Sur la sexualité, les descriptions ethnographiques sont nombreuses ; elles traitent des particularités, des différences dans la pratique et dans la régulation, propres à chaque société. Certes, nous sommes redevables aux investigations scientifiques dans ce domaine, et tributaires des résultats acquis. Mais notre revue ne peut s'engager dans de telles recherches. Outre que nous n'en avons pas les moyens techniques, cette visée n'entre pas directement dans notre objectif.

Par ailleurs, l'aspect moral est souvent l'angle sous lequel les missionnaires sont touchés par ces problèmes, qu'il s'agisse de la confession, de la prédication, de l'enseignement moral ou de l'appel à la conversion. La tentation pour eux est alors de prendre immédiatement les régulations occidentales de la sexualité comme normes de jugement. Ce n'est pas sous cet angle que nous étudierons le problème. Nous n'avons pas de jugement moral à porter dans l'immédiat.

Enfin, un autre point de vue est que, de fait, la sexualité est toujours régulée par les ethnies ou autres groupes sociaux. En conséquence, elle donne lieu à des institutions variées : initiation, mariage, polygamie, lévirat, etc. que nous avons déjà eu l'occasion d'examiner en de précédents cahiers. Sans doute, y aurait-il largement à revenir sur ces aspects sociaux et institutionnels. Mais tel ne sera pas, là encore, notre propos dans ce numéro.

L'objet de notre enquête portera sur d'autres questions : quel est l'homme que peuvent former les pratiques et les régulations observées dans les diverses cultures ? Quelle est la perspective ouverte par de tels phénomènes sociaux ?

L'être humain n'existe que sexué : cette altérité, qui est source de dévoilement de soi par l'autre, est constitutive de l'être. La différence « homme-femme » implique que ni l'un ni l'autre sexe ne réalise à lui seul l'humanité. C'est un fait, une « réalité » qui se traduit en psychologie, en sociologie, comme au plan social, économique et politique, mais en des formes extrêmement variées selon les cultures. Parler abstraitement de la «nature» de l'homme n'aide guère à saisir le réel...

En outre, cette « réalité » est aussi « symbolique » : c'est dire qu'elle se rapporte à l'imaginaire, qu'elle dépend des créations provoquées par l'affectivité. A ce titre, la sexualité révèle une « béance », un manque, un désir qui marque une limite - mais aussi l'ouverture à un infini, à un dépassement continuel. Relevant de l'imaginaire, la sexualité ne s'enferme pas dans le phantasme : elle reste en rapport avec le réel dont elle requiert une connaissance sans illusion, une vérité critique qui lui est indispensable. La sexualité est donc réellement un symbole qui permet d'indiquer le sens ultime de l'existence humaine.

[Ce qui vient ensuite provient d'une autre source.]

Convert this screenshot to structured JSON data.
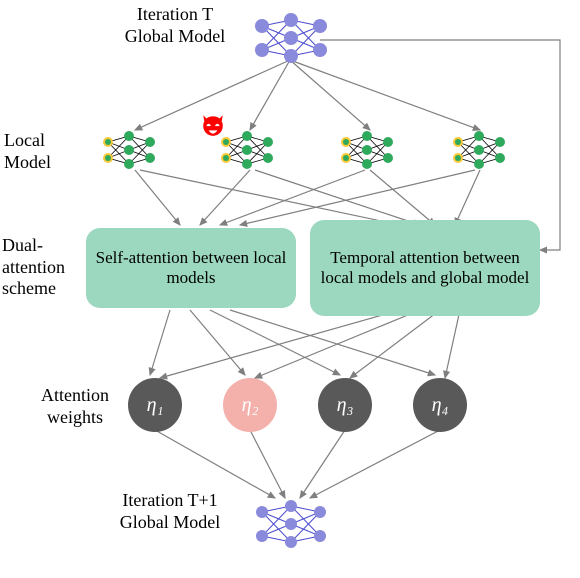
{
  "labels": {
    "iterT_line1": "Iteration T",
    "iterT_line2": "Global Model",
    "local_model": "Local\nModel",
    "dual_scheme": "Dual-\nattention\nscheme",
    "att_self": "Self-attention between local models",
    "att_temporal": "Temporal attention between local models and global model",
    "att_weights": "Attention\nweights",
    "iterT1_line1": "Iteration T+1",
    "iterT1_line2": "Global Model"
  },
  "weights": {
    "w1": "η₁",
    "w2": "η₂",
    "w3": "η₃",
    "w4": "η₄"
  },
  "colors": {
    "global_node": "#8a8adc",
    "local_outer": "#f8c93a",
    "local_inner": "#2fa95b",
    "box": "#9cd8bf",
    "arrow": "#7f7f7f",
    "pink": "#f4b1ac",
    "grey": "#595959"
  }
}
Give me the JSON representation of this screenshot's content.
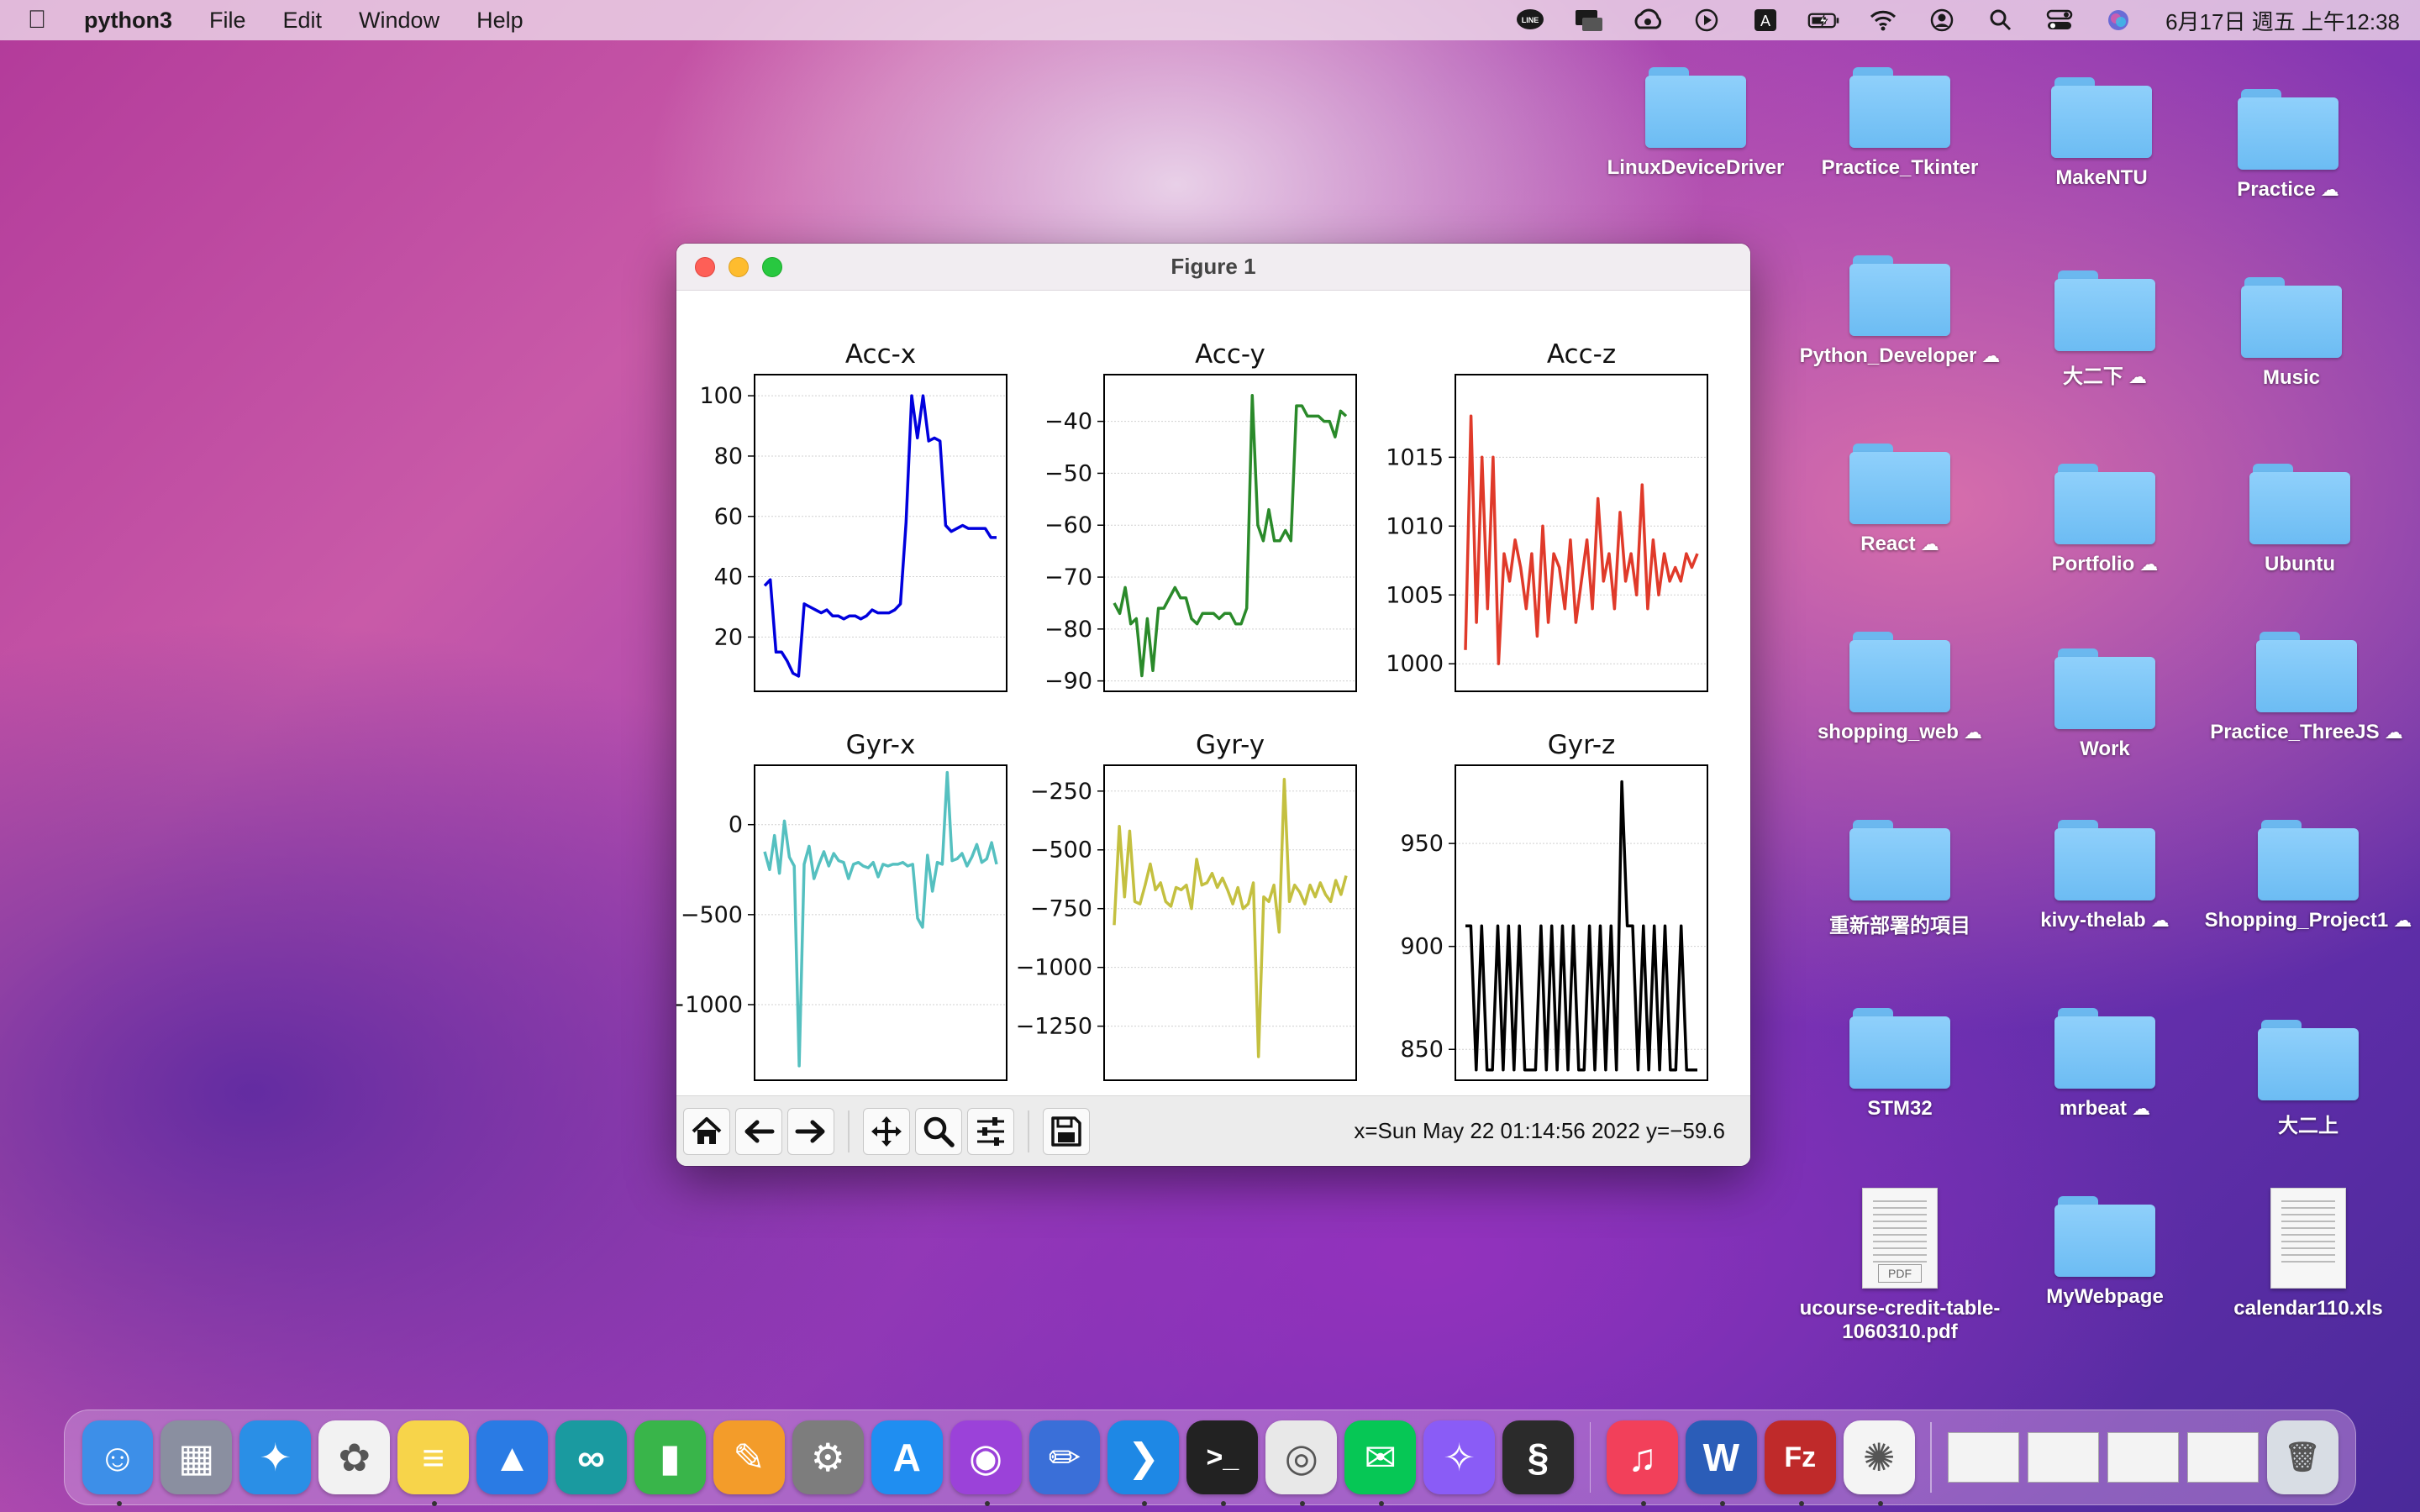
{
  "menubar": {
    "app_name": "python3",
    "items": [
      "File",
      "Edit",
      "Window",
      "Help"
    ],
    "status_icons": [
      "line-icon",
      "display-icon",
      "creative-cloud-icon",
      "play-icon",
      "input-source-icon",
      "battery-icon",
      "wifi-icon",
      "user-icon",
      "search-icon",
      "control-center-icon",
      "siri-icon"
    ],
    "input_source_label": "A",
    "line_label": "LINE",
    "clock": "6月17日 週五 上午12:38"
  },
  "window": {
    "title": "Figure 1",
    "coords": "x=Sun May 22 01:14:56 2022 y=−59.6",
    "toolbar": [
      "home-icon",
      "back-icon",
      "forward-icon",
      "pan-icon",
      "zoom-icon",
      "configure-subplots-icon",
      "save-icon"
    ]
  },
  "chart_data": [
    {
      "type": "line",
      "title": "Acc-x",
      "color": "#0000dd",
      "ylim": [
        2,
        107
      ],
      "yticks": [
        20,
        40,
        60,
        80,
        100
      ],
      "values": [
        37,
        39,
        15,
        15,
        12,
        8,
        7,
        31,
        30,
        29,
        28,
        29,
        27,
        27,
        26,
        27,
        27,
        26,
        27,
        29,
        28,
        28,
        28,
        29,
        31,
        58,
        100,
        86,
        100,
        85,
        86,
        85,
        57,
        55,
        56,
        57,
        56,
        56,
        56,
        56,
        53,
        53
      ]
    },
    {
      "type": "line",
      "title": "Acc-y",
      "color": "#2a8a2a",
      "ylim": [
        -92,
        -31
      ],
      "yticks": [
        -40,
        -50,
        -60,
        -70,
        -80,
        -90
      ],
      "values": [
        -75,
        -77,
        -72,
        -79,
        -78,
        -89,
        -78,
        -88,
        -76,
        -76,
        -74,
        -72,
        -74,
        -74,
        -78,
        -79,
        -77,
        -77,
        -77,
        -78,
        -77,
        -77,
        -79,
        -79,
        -76,
        -35,
        -60,
        -63,
        -57,
        -63,
        -63,
        -61,
        -63,
        -37,
        -37,
        -39,
        -39,
        -39,
        -40,
        -40,
        -43,
        -38,
        -39
      ]
    },
    {
      "type": "line",
      "title": "Acc-z",
      "color": "#e03a2a",
      "ylim": [
        998,
        1021
      ],
      "yticks": [
        1000,
        1005,
        1010,
        1015
      ],
      "values": [
        1001,
        1018,
        1003,
        1015,
        1004,
        1015,
        1000,
        1008,
        1006,
        1009,
        1007,
        1004,
        1008,
        1002,
        1010,
        1003,
        1008,
        1007,
        1004,
        1009,
        1003,
        1006,
        1009,
        1004,
        1012,
        1006,
        1008,
        1004,
        1011,
        1006,
        1008,
        1005,
        1013,
        1004,
        1009,
        1005,
        1008,
        1006,
        1007,
        1006,
        1008,
        1007,
        1008
      ]
    },
    {
      "type": "line",
      "title": "Gyr-x",
      "color": "#55c0c0",
      "ylim": [
        -1420,
        330
      ],
      "yticks": [
        0,
        -500,
        -1000
      ],
      "values": [
        -150,
        -250,
        -60,
        -270,
        20,
        -180,
        -230,
        -1340,
        -220,
        -120,
        -300,
        -220,
        -150,
        -230,
        -160,
        -200,
        -210,
        -300,
        -220,
        -210,
        -230,
        -240,
        -210,
        -290,
        -220,
        -230,
        -220,
        -220,
        -210,
        -230,
        -220,
        -520,
        -570,
        -170,
        -370,
        -210,
        -220,
        290,
        -200,
        -190,
        -160,
        -230,
        -180,
        -110,
        -210,
        -190,
        -100,
        -220
      ]
    },
    {
      "type": "line",
      "title": "Gyr-y",
      "color": "#c4c040",
      "ylim": [
        -1480,
        -140
      ],
      "yticks": [
        -250,
        -500,
        -750,
        -1000,
        -1250
      ],
      "values": [
        -820,
        -400,
        -700,
        -420,
        -720,
        -730,
        -650,
        -560,
        -670,
        -640,
        -720,
        -740,
        -660,
        -670,
        -650,
        -750,
        -540,
        -650,
        -640,
        -600,
        -660,
        -620,
        -670,
        -730,
        -660,
        -750,
        -730,
        -640,
        -1380,
        -700,
        -720,
        -650,
        -850,
        -200,
        -720,
        -650,
        -680,
        -730,
        -650,
        -700,
        -640,
        -690,
        -720,
        -630,
        -690,
        -610
      ]
    },
    {
      "type": "line",
      "title": "Gyr-z",
      "color": "#000000",
      "ylim": [
        835,
        988
      ],
      "yticks": [
        850,
        900,
        950
      ],
      "values": [
        910,
        910,
        840,
        910,
        840,
        840,
        910,
        840,
        910,
        840,
        910,
        840,
        840,
        840,
        910,
        840,
        910,
        840,
        910,
        840,
        910,
        840,
        840,
        910,
        840,
        910,
        840,
        910,
        840,
        980,
        910,
        910,
        840,
        910,
        840,
        910,
        840,
        910,
        840,
        840,
        910,
        840,
        840,
        840
      ]
    }
  ],
  "desktop": {
    "items": [
      {
        "label": "LinuxDeviceDriver",
        "type": "folder",
        "cloud": false
      },
      {
        "label": "Practice_Tkinter",
        "type": "folder",
        "cloud": false
      },
      {
        "label": "MakeNTU",
        "type": "folder",
        "cloud": false
      },
      {
        "label": "Practice",
        "type": "folder",
        "cloud": true
      },
      {
        "label": "Python_Developer",
        "type": "folder",
        "cloud": true
      },
      {
        "label": "大二下",
        "type": "folder",
        "cloud": true
      },
      {
        "label": "Music",
        "type": "folder",
        "cloud": false
      },
      {
        "label": "React",
        "type": "folder",
        "cloud": true
      },
      {
        "label": "Portfolio",
        "type": "folder",
        "cloud": true
      },
      {
        "label": "Ubuntu",
        "type": "folder",
        "cloud": false
      },
      {
        "label": "shopping_web",
        "type": "folder",
        "cloud": true
      },
      {
        "label": "Work",
        "type": "folder",
        "cloud": false
      },
      {
        "label": "Practice_ThreeJS",
        "type": "folder",
        "cloud": true
      },
      {
        "label": "重新部署的項目",
        "type": "folder",
        "cloud": false
      },
      {
        "label": "kivy-thelab",
        "type": "folder",
        "cloud": true
      },
      {
        "label": "Shopping_Project1",
        "type": "folder",
        "cloud": true
      },
      {
        "label": "STM32",
        "type": "folder",
        "cloud": false
      },
      {
        "label": "mrbeat",
        "type": "folder",
        "cloud": true
      },
      {
        "label": "大二上",
        "type": "folder",
        "cloud": false
      },
      {
        "label": "ucourse-credit-table-1060310.pdf",
        "type": "pdf",
        "cloud": false,
        "tag": "PDF"
      },
      {
        "label": "MyWebpage",
        "type": "folder",
        "cloud": false
      },
      {
        "label": "calendar110.xls",
        "type": "xls",
        "cloud": false
      }
    ]
  },
  "dock": {
    "apps": [
      {
        "name": "finder-icon",
        "color": "#3d8fe8",
        "glyph": "☺",
        "running": true
      },
      {
        "name": "launchpad-icon",
        "color": "#8a8fa0",
        "glyph": "▦",
        "running": false
      },
      {
        "name": "safari-icon",
        "color": "#2a8fe6",
        "glyph": "✦",
        "running": false
      },
      {
        "name": "photos-icon",
        "color": "#f2f2f2",
        "glyph": "✿",
        "running": false
      },
      {
        "name": "notes-icon",
        "color": "#f7d44a",
        "glyph": "≡",
        "running": true
      },
      {
        "name": "keynote-icon",
        "color": "#2a7be4",
        "glyph": "▲",
        "running": false
      },
      {
        "name": "arduino-icon",
        "color": "#1a9aa0",
        "glyph": "∞",
        "running": false
      },
      {
        "name": "numbers-icon",
        "color": "#39b54a",
        "glyph": "▮",
        "running": false
      },
      {
        "name": "pages-icon",
        "color": "#f39c2a",
        "glyph": "✎",
        "running": false
      },
      {
        "name": "system-preferences-icon",
        "color": "#7d7d7d",
        "glyph": "⚙",
        "running": false
      },
      {
        "name": "app-store-icon",
        "color": "#1f8ef1",
        "glyph": "A",
        "running": false
      },
      {
        "name": "podcasts-icon",
        "color": "#9b42d9",
        "glyph": "◉",
        "running": true
      },
      {
        "name": "sketchbook-icon",
        "color": "#3a6fd8",
        "glyph": "✏",
        "running": false
      },
      {
        "name": "vscode-icon",
        "color": "#1e88e5",
        "glyph": "❯",
        "running": true
      },
      {
        "name": "terminal-icon",
        "color": "#222222",
        "glyph": ">_",
        "running": true
      },
      {
        "name": "chrome-icon",
        "color": "#e8e8e8",
        "glyph": "◎",
        "running": true
      },
      {
        "name": "line-icon",
        "color": "#06c755",
        "glyph": "✉",
        "running": true
      },
      {
        "name": "messenger-icon",
        "color": "#8a5cf6",
        "glyph": "✧",
        "running": false
      },
      {
        "name": "scrivener-icon",
        "color": "#2b2b2b",
        "glyph": "§",
        "running": false
      }
    ],
    "apps_right": [
      {
        "name": "music-icon",
        "color": "#f2405a",
        "glyph": "♫",
        "running": true
      },
      {
        "name": "word-icon",
        "color": "#2b5db8",
        "glyph": "W",
        "running": true
      },
      {
        "name": "filezilla-icon",
        "color": "#bf2a2a",
        "glyph": "Fz",
        "running": true
      },
      {
        "name": "python-rocket-icon",
        "color": "#f4f4f4",
        "glyph": "✺",
        "running": true
      }
    ],
    "trash": {
      "name": "trash-icon",
      "color": "#d8dde4",
      "glyph": "🗑"
    }
  }
}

C'est à ce niveau, principalement, que le problème nous intéresse, car la force d'un symbole est d'être en prise sur le réel, tout en lui ouvrant un avenir, un dépassement, fût-ce par un passage dans la mort. Le premier résultat d'une telle étude est peut-être de nous libérer de la prétention à une supériorité : l'homme n'est pas enfermé dans une définition ; il est au contraire « en devenir », dans une communication toujours élargie. Ainsi, la rencontre inter-culturelle peut-elle nous permettre de prendre conscience de l'imperfection de l'homme et de la société.

Se donner des pistes de compréhension de l'autre, dans sa différence, est une possibilité de dialogue qui évite à chacun de se bloquer dans ses propres jugements et ses présupposés. L'attitude missionnaire
peut en être profondément changée.

Il nous a semblé qu'une telle étude - qui renvoie à la quête de l'homme par lui-même - a un rapport avec l'évangélisation, puisque le but de l'Evangile est la recherche de ce que l'homme doit devenir dans l'alliance avec Dieu, au travers des choix concrets que se donne la communauté des croyants pour annoncer et actualiser - certes imparfaitement, mais réellement - le Royaume de Dieu qui est aussi le peuple des frères.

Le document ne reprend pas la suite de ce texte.